Life in the rose bush

Written by Dr. Dolittle on March 20, 2013 – 7:14 pm -

baby mockingbirds

Hopefully this year the Mockingbirds will return to nest in the rose bush. That would be the bush I forgot to cut back earlier this year. The first year the birds nested in the rose bush I watched with anticipation. They labored just outside my office window, giving me full view of their nest building efforts. Once the eggs were laid I chanced a peek into the nest while momma was off doing whatever it was she needed to do. Three eggs!
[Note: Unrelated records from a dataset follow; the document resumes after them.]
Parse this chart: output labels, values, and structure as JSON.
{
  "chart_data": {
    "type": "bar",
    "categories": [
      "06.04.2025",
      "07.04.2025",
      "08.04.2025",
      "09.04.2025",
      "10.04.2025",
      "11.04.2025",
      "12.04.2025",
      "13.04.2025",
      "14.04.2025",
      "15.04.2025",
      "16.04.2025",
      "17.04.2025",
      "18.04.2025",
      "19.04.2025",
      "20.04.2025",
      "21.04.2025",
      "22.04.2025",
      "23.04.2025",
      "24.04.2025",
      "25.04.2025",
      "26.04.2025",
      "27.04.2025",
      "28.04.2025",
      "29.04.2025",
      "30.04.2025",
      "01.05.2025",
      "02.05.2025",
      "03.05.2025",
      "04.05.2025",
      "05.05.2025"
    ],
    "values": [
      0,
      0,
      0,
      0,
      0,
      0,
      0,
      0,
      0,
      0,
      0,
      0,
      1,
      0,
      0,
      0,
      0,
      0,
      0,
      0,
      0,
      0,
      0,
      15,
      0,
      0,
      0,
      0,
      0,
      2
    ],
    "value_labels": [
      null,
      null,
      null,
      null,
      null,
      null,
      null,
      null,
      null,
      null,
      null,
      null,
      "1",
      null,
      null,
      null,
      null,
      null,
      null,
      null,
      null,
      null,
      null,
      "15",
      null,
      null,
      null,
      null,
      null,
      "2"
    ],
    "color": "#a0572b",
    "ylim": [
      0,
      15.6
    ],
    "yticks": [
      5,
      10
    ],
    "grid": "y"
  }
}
I made it a habit to check egg progress at least once a week so I wouldn’t miss the newly hatched babies and I wasn’t disappointed. The featherless bodies looked like just a beak and little else. From the way the parents kept up a running buffet that seems to be a fair assessment of the babies. I watched daily until little feathers appeared and the youngsters became more active. One afternoon I had just sat down at the computer when I noticed the Mockingbird parents dive-bombing the bush, screaming and protesting. Something was terribly wrong. I dashed outside and cautiously peeked into the bush. The nest was empty. With a sinking feeling I looked around until I spotted a chicken snake wrapped around the bottom of the rose bush. It was evident she had just consumed something and there was nothing to be done. I called my husband outside so he could move the snake into the wooded area beside the house, out of harm’s way.
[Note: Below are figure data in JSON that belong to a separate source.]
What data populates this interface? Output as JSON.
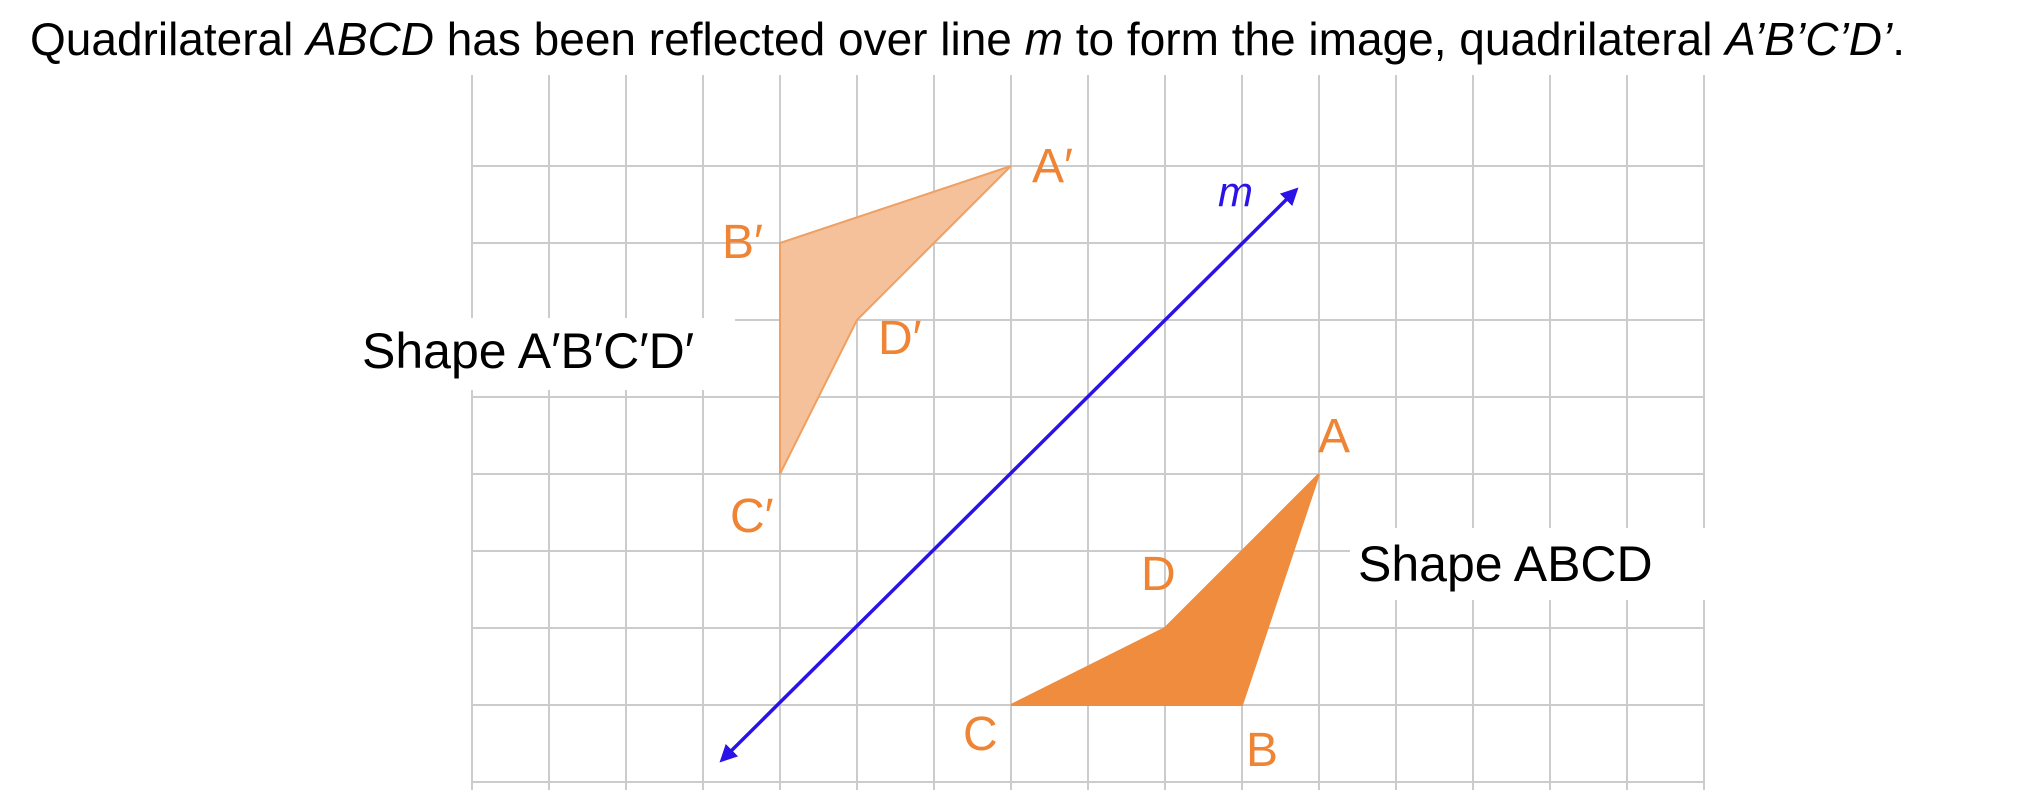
{
  "prompt": {
    "part1": "Quadrilateral ",
    "shape": "ABCD",
    "part2": " has been reflected over line ",
    "line": "m",
    "part3": " to form the image, quadrilateral ",
    "image": "A’B’C’D’",
    "part4": "."
  },
  "figure": {
    "line_label": "m",
    "preimage_label": "Shape ABCD",
    "image_label": "Shape A′B′C′D′",
    "vertices": {
      "A": "A",
      "B": "B",
      "C": "C",
      "D": "D",
      "A_prime": "A′",
      "B_prime": "B′",
      "C_prime": "C′",
      "D_prime": "D′"
    },
    "colors": {
      "preimage_fill": "#ef8c3e",
      "image_fill": "#f4c19a",
      "image_stroke": "#f0a060",
      "vertex_label": "#ee8434",
      "line_m": "#2a12e8",
      "grid": "#cccccc"
    }
  }
}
The following year we started playing this same song all over again, but once the eggs were laid I intervened in a roundabout way. Snakes don’t like sulfur and normally won’t cross it. I put down a barrier, a ring of powdered sulfur all the way around the base of the rose bush. And again, once the constant feeding was going on I would go peek. I started speaking to the baby birds while the parents were out shopping for more groceries and the little birds seemed curious about the strange noise directed at them. The babies became accustomed to my voice and even as they grew older and could hop from branch to branch, they tolerated me just inches from them. This would be the year the youngsters would fledge, one by one, proving we don’t have to kill in nature to intervene.